Generasi muda saat ini tumbuh di tengah kecemasan soal krisis iklim yang terus memburuk. Mereka menanggung beban dari keputusan ekonomi masa lalu yang menempatkan pertumbuhan di atas keberlanjutan, merasakan suhu bumi yang semakin panas, polusi udara yang semakin pekat, bencana banjir yang semakin sering, kekeringan dan kerusakan lingkungan, serta dampak sosial lainnya.

Semakin Banyak Gen Z Menjadi Aktivis Lingkungan

Dian Irawati dari lembaga riset Kawula17 juga mengungkapkan hasil riset yang dilakukan lembaganya. Pada survei publik yang dilakukan di kuartal ketiga 2025 terhadap 404 responden, kata Dian, ada dua isu utama yang disoroti oleh masyarakat. Isu itu adalah inefisiensi pengelolaan sampah (33 persen), dan kerusakan lingkungan akibat tambang (32 persen).

Meningkatnya perhatian terhadap isu-isu ini didorong oleh maraknya publikasi terkait hal-hal yang merusak alam Indonesia. Misalnya saja kasus tambang di Raja Ampat yang memicu kampanye #SaveRajaAmpat, dan isu perampasan hutan adat (26 persen ) yang turut mengemuka lewat kampanye #SavePulauPadar. 

“Tren ini menunjukkan, dalam dua tahun terakhir kesadaran publik semakin kuat terhadap pentingnya perlindungan ekosistem dan keadilan lingkungan di Indonesia,” ucap Dian.

Survei lain terhadap 1.342 responden muda menunjukkan peningkatan signifikan dalam tingkat aktivisme. Sebanyak 42 persen tergolong participant - naik dari yang sebelumnya hanya spectator - dan 35 persen activist

“Artinya, semakin banyak anak muda yang tertarik dan terlibat dalam isu lingkungan, HAM, gender, dan antikorupsi,” jelas Dian.

Sayangnya anak muda sering dipandang sebagai beban, bukan pihak yang rentan dan harus dilindungi. Padahal, anak muda adalah kelompok paling rentan terhadap dampak perubahan iklim. Sudah seharusnya mereka dilibatkan sebagai aktor karena ini menyangkut masa depan.
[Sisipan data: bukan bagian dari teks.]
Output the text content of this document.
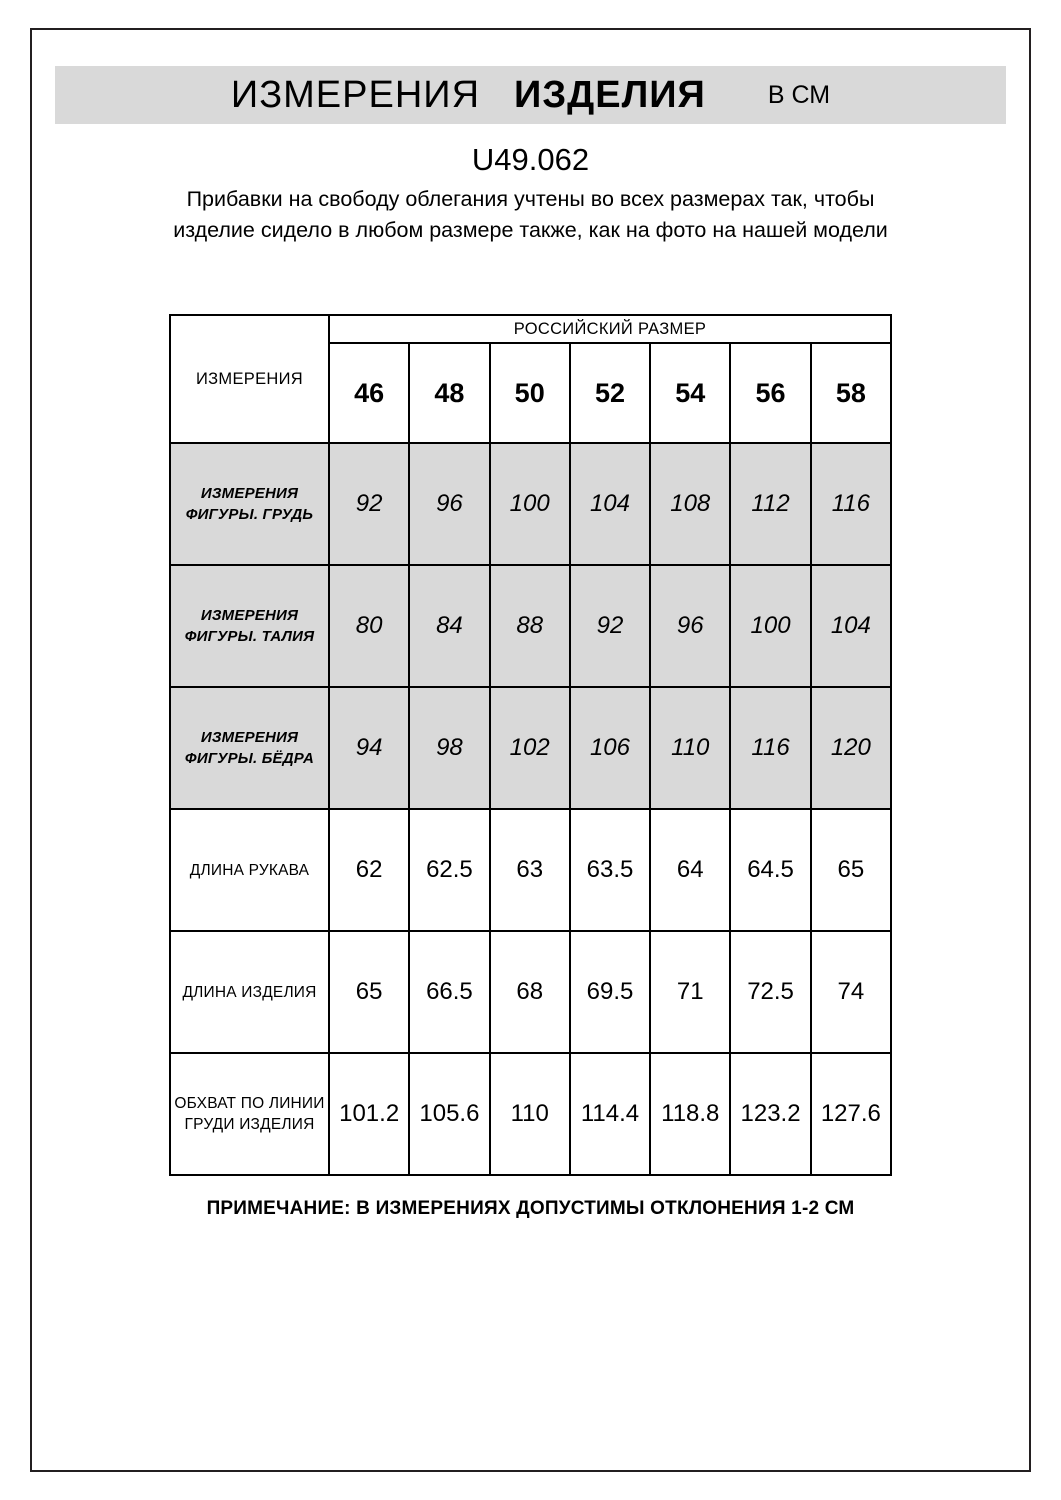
ИЗМЕРЕНИЯ ИЗДЕЛИЯ В СМ
U49.062
Прибавки на свободу облегания учтены во всех размерах так, чтобы изделие сидело в любом размере также, как на фото на нашей модели
ИЗМЕРЕНИЯ	РОССИЙСКИЙ РАЗМЕР						
	46	48	50	52	54	56	58
ИЗМЕРЕНИЯ ФИГУРЫ. ГРУДЬ	92	96	100	104	108	112	116
ИЗМЕРЕНИЯ ФИГУРЫ. ТАЛИЯ	80	84	88	92	96	100	104
ИЗМЕРЕНИЯ ФИГУРЫ. БЁДРА	94	98	102	106	110	116	120
ДЛИНА РУКАВА	62	62.5	63	63.5	64	64.5	65
ДЛИНА ИЗДЕЛИЯ	65	66.5	68	69.5	71	72.5	74
ОБХВАТ ПО ЛИНИИ ГРУДИ ИЗДЕЛИЯ	101.2	105.6	110	114.4	118.8	123.2	127.6
ПРИМЕЧАНИЕ: В ИЗМЕРЕНИЯХ ДОПУСТИМЫ ОТКЛОНЕНИЯ 1-2 СМ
Sementara menghadapi krisis iklim, dunia sudah menyepakati Perjanjian Paris untuk menahan suhu global di bawah 1,5°C dibandingkan tingkat pra-industri. Saat ini suhu telah meningkat 1,3°C. Bahkan dalam skenario paling optimistis, kenaikan diperkirakan mencapai 1,9°C,  melampaui ambang batas aman. 
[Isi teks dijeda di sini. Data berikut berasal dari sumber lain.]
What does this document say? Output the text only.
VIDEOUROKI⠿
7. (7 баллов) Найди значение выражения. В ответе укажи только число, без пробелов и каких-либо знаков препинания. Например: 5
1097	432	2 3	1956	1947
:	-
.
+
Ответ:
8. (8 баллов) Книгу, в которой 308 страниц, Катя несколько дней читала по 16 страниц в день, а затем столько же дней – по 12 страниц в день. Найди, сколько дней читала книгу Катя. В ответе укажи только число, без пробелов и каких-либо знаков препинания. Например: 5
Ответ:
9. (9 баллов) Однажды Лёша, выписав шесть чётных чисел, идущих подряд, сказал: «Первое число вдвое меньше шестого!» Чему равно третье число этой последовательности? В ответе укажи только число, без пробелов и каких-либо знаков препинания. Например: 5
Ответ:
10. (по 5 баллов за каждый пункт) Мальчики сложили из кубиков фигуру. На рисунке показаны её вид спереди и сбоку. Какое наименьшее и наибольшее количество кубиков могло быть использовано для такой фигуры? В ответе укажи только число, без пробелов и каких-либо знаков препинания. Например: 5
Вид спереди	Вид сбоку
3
“Kebijakan iklim Indonesia masih belum cukup ambisius. Emisi tetap meningkat, bahkan dengan bantuan sektor kehutanan,” ujar Febri.

Jaringan Climate Rangers di 32 provinsi, anak muda Indonesia menyampaikan sejumlah tuntutan untuk mengatasi masalah perubahan iklim. Mereka menuntut kebijakan iklim yang adil dan ambisius, transisi berkeadilan, keadilan finansial dan pertanggungjawaban historis, serta partisipasi bermakna orang muda. 

Sedangkan untuk Pemerintah Indonesia, Climate Rangers menuntut pengesahan kebijakan berkeadilan iklim, penghentian solusi palsu, percepatan transisi energi berkeadilan, pendanaan solusi rakyat, dan kebijakan yang berpihak pada keadilan lingkungan.